According to the data published by the World Gold Council, the major gold buyers in the global gold market were Central Banks. Hence, it has been the 4th year when the Central Banks have been buying yellow metal for their reserves.
The total amount of gold bought by Central Banks is 119.4 metric tons of gold. In comparison, in the first quarter of 2014 were bought 119.8 metric tons of gold, which shows that the dynamics remain stable.
In the latest years, the main buyers of gold have been Russia with 30 tons in the 1st quarter of 2015, Belarus, Malaysia, Kazakhstan and Mauritius. Usually, Central Banks buy gold to diversify their external reserves. Most frequently, a great deal of these foreign reserves are kept in the country's currency, as it is the closest trading partner.

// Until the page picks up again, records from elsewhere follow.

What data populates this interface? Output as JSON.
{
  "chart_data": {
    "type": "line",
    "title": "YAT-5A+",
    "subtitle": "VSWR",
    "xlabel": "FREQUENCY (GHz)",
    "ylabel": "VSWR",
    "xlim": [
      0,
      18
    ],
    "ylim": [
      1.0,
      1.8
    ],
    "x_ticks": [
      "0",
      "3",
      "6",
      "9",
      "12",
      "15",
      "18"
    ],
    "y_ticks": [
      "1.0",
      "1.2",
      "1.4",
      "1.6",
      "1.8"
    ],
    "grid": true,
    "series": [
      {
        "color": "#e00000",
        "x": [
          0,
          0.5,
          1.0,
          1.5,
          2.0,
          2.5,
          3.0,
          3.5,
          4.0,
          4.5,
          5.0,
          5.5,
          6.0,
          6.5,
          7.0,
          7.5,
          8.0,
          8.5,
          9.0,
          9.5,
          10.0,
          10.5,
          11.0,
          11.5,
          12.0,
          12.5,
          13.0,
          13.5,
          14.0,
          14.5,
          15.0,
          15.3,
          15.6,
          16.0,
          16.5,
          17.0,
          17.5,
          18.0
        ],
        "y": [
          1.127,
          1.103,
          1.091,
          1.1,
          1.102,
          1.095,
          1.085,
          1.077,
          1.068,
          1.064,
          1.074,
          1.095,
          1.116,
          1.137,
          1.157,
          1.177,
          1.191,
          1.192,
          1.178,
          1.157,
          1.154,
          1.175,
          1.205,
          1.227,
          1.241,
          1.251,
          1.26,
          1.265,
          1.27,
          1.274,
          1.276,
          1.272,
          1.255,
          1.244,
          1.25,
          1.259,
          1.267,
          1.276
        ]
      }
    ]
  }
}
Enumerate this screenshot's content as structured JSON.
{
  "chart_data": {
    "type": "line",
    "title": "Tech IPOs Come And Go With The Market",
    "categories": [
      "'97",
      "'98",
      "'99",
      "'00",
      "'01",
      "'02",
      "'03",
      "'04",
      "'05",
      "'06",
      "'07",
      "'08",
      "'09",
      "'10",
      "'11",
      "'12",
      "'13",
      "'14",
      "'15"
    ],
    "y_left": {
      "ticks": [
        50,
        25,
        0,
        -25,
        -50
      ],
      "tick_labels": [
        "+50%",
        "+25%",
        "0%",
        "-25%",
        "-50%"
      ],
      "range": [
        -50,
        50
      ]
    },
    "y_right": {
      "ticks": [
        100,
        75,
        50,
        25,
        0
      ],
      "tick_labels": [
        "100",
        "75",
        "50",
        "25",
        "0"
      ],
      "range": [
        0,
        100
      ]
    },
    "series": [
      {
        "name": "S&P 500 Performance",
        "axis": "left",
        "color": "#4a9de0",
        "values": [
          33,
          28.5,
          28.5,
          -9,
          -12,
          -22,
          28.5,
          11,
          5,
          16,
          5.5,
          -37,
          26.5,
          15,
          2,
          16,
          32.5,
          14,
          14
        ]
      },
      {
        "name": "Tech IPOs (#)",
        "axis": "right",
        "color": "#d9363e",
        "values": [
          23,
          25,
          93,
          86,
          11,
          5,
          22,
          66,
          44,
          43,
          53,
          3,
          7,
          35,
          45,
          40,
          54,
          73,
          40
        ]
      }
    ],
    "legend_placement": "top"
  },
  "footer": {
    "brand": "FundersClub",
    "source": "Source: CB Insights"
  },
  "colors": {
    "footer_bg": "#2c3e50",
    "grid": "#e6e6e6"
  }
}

Also, Central Banks buy gold for hedging risks from unexpected interest rate fluctuations. It must be said that the level of volatility risk of currencies has grown lately.
What can be said about the situation in the world? The US employment data lately published has turned out negative, while Greece's situation continues in a tight spot. The curious fact is that the demand for gold from the Central Banks grows in inverse proportion to the demand from institutional and individual investors.
The reason for that could be that some investors mistakenly build short-term strategies, while gold is an asset profitable in the mid and long-term. The experts in Central Banks take into account years ahead, which is a good piece of advice for investors.